U.S. stocks closed lower Friday as investors cashed in on profits made in the past 13 sessions and and bank issues slid on rekindled concerns about the struggling financial sector. Following a meeting of top US bankers with President Obama, JPMorgan Chase (JPM) CEO James Dimon told CNBC that March has been "a little tougher" than the first two months of 2009. A similar comment was reportedly made by Bank of America's (BAC) CEO.
The market consolidated its recent gains while bracing for pending earnings reports and next week's nonfarm payrolls report, says S&P MarketScope.
On Friday, the 30-stock Dow Jones industrial average finished lower by 148.38 points, or 1.87%, at 7,776.18. The broad S&P 500 index fell 16.92 points, or 2.03%, to 815.94. The Nasdaq composite index was lower by 41.80 points, or 2.63%, at 1,545.20. On the New York Stock Exchange, 23 stocks were lower in price for every seven that advanced. Breadth on the Nasdaq was 21-7 negative.
Treasuries were mixed and the dollar index surged following reports February personal income fell 0.2% and personal consumption expenditures rose only 0.2% after spurting 1.0% in January; and the University of Michigan Consumer Sentiment Index rose to 57.3 in March from a 56.6 preliminary reading and 56.3 in February.
Gold and crude oil futures finished lower.
The big focus for Wall Street next week will be on the release of the March employment report on Friday, Apr. 3. The median expectation of economists surveyed by Action Economics is for payrolls to drop by about 650,000. That would be about the same amount as in February.
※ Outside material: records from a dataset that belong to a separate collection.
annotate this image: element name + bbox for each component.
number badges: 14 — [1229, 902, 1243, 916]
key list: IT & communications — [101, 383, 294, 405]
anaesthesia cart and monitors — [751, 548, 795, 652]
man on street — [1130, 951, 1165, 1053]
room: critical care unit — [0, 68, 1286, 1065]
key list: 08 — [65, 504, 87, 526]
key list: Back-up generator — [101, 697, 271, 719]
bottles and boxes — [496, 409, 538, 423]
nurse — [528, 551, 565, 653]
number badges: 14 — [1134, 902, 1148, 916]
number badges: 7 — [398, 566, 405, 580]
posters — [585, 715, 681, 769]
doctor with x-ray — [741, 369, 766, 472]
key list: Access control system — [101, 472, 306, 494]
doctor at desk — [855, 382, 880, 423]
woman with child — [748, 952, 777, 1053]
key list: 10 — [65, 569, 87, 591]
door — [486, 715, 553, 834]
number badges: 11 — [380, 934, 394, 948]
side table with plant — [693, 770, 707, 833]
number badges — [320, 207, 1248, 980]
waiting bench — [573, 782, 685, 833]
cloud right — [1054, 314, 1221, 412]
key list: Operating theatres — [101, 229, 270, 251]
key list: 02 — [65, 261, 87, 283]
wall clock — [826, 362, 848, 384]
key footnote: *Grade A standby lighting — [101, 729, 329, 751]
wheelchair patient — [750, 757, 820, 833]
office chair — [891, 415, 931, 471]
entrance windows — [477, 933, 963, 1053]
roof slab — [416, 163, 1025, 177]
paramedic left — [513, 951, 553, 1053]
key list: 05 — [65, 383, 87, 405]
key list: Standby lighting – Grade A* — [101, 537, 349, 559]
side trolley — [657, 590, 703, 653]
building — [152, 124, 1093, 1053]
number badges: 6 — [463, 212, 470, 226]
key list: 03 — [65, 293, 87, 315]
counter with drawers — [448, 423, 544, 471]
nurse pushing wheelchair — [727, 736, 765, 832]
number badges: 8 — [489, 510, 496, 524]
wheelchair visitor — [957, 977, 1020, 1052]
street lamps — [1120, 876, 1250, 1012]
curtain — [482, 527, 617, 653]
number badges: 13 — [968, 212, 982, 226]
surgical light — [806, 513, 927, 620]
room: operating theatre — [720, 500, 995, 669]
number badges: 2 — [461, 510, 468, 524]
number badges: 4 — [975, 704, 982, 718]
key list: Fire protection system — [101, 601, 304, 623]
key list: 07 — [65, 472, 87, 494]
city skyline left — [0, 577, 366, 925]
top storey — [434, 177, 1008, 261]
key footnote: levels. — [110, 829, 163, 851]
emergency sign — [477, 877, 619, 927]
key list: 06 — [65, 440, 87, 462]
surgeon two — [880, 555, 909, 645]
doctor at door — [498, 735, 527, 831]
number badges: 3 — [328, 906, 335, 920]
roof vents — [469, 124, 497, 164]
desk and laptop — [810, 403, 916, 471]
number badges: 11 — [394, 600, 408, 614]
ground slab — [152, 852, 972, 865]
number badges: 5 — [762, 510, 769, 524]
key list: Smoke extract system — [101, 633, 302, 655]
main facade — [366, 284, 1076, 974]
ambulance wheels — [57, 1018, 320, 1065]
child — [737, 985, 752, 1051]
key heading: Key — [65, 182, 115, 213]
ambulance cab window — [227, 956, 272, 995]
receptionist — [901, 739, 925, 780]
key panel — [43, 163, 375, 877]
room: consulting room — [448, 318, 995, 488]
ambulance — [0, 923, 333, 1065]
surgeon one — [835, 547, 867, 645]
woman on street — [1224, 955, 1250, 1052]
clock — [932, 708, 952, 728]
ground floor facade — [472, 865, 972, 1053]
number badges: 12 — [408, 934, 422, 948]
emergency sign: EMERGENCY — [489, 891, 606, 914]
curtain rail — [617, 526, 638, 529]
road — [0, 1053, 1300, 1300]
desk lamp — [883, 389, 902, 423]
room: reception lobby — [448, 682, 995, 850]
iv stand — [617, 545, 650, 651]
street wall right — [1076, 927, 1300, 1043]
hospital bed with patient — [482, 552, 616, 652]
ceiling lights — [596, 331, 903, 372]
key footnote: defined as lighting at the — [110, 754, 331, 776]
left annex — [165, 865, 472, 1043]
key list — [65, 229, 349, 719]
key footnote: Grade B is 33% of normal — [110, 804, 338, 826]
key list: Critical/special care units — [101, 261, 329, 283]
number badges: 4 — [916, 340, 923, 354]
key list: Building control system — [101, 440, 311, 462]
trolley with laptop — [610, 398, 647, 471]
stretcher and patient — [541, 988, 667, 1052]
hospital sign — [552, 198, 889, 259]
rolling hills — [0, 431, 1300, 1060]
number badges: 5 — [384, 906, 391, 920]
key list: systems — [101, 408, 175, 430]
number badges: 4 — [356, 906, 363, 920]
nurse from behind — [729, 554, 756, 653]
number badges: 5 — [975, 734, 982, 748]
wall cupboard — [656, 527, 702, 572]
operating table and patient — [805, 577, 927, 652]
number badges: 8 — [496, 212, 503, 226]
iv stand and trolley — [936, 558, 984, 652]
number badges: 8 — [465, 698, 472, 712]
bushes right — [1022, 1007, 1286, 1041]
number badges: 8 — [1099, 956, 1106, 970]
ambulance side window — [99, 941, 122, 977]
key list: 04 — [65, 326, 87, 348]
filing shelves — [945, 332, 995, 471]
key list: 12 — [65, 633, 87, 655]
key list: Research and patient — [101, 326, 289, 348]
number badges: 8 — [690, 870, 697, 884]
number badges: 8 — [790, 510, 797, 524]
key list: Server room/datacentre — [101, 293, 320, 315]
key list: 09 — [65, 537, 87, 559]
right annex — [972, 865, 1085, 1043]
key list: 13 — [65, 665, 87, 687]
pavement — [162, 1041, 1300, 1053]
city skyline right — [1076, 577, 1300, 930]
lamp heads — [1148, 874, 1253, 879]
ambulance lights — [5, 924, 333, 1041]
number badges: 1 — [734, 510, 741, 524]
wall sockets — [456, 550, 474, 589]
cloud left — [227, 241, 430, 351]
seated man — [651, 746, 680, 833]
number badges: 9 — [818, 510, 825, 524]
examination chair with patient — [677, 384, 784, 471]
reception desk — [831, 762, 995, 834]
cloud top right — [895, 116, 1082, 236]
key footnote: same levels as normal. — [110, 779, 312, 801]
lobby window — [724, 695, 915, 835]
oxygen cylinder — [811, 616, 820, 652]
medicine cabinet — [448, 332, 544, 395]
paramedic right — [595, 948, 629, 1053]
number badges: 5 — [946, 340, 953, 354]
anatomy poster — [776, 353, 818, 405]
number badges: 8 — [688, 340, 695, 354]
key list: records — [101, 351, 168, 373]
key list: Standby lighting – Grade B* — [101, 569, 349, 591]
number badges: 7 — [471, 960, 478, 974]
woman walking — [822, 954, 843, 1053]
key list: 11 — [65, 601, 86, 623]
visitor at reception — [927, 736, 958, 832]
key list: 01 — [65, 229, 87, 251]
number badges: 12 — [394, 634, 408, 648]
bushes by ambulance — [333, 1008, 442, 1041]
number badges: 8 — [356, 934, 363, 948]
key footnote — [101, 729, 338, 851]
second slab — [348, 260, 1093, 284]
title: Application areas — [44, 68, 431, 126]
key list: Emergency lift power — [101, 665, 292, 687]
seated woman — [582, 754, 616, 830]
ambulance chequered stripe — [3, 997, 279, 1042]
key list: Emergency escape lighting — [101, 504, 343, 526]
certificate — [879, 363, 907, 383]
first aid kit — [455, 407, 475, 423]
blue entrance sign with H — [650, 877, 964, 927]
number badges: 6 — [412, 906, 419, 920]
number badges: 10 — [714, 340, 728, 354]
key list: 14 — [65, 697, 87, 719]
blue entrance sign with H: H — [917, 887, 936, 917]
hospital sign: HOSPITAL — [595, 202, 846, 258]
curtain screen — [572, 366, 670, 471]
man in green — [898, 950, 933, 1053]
In addition, given another sharp increase in the unemployment rate for insured workers, analysts look for the overall jobless rate to jump to 8.4%, from 8.1%.
First-quarter results for KB Home (KBH) showed a 75 cent loss and 61% revenue drop, though orders for new homes rose 26%.
According to a Wall Street Journal report, City Center, the $8.6 billion Las Vegas development owned by MGM Mirage (MGM) and Dubai World, is preparing for a potential bankruptcy filing that could bring the massive project to a halt, according to people familiar with the situation.
President Barack Obama will seek support Friday from executives of the nation's largest banks for his plan to stabilize the financial system and try to get beyond the furor over bailouts and bonuses. Bloomberg reports the White House meeting at noon Washington time is scheduled to include chief executive officers Vikram Pandit of Citigroup (C), Jamie Dimon of JPMorgan Chase (JPM) and Lloyd Blankfein of Goldman Sachs Group (GS), all headquartered in New York. They are among as many as 15 banking executives expected to attend.
Lawrence Summers, Obama's top economic adviser, said the meeting was a measure of the ties between the government and banking industry at a time of economic crisis. "This is about our duty to do everything we can to support a robust and sustained economic expansion and the reality that the country's major financial institutions have a major role to play," Summers said.
Obama plans to announce a new aid package for General Motors (GM) and Chrysler in the coming days and says the carmakers must make "pretty drastic changes" to save their industry. The Associated Press reported Obama gave a preview of his administration's approach to fixing the struggling U.S. auto industry during an online town hall meeting Thursday, promising additional aid only if the Detroit change its ways and receives concessions from stakeholders.
The Financial Times reported that more conservative assumptions could force GM and Chrysler into further cost-cutting measures, such as plant closures. But people familiar with GM's revised survival plan said GM was not intending to ask for more aid from Washington in addition to the $13.4 billion it has received and its earlier request for another $16.6 billion.
In economic news Friday, U.S. consumer sentiment improved slightly to 57.3 in the final March reading of the Reuters/University of Michigan index, from 56.6 in the preliminary report. The index was 56.3 in February, and was 69.5 in March 2008. The current conditions index edged up to 63.3 from 62.3 in the preliminary (and 65.5 in February). The 6-month outlook index was little changed at 53.5 compared to the 53.0 preliminary (50.5 in February). The 1-year ahead inflation index slipped to a 2.0% pace from 2.2% in the preliminary (1.9% in February); it was 4.3% a year ago. The 5- to 10-year price index slowed 2.6% from the 2.8% preliminary (3.1% in February), and 2.9% a year ago.
"The data are fractionally better than expected, and add to the growing list of data that is suggesting the economy might be bottoming," says Action Economics.
U.S. personal income fell 0.2% in February, and consumption rose 0.2%. January's 0.4% income gain was revised lower to 0.2% (December was revised down to -0.3% from -0.2%). The 0.6% January increase in spending was revised up to 1.0% (the 1.0% decline in December was revised to -1.1%). Disposable income fell 0.1%, after jumping 1.6% in January (revised from 1.7%). The savings rate rose 4.2%. The PCE deflator was steady at a 0.3% pace (January's gain was revised up to 0.3%, from 0.2% previously). The core rate was also unchanged at a 0.2% clip (January's increase was revised up to 0.2% from 0.1%).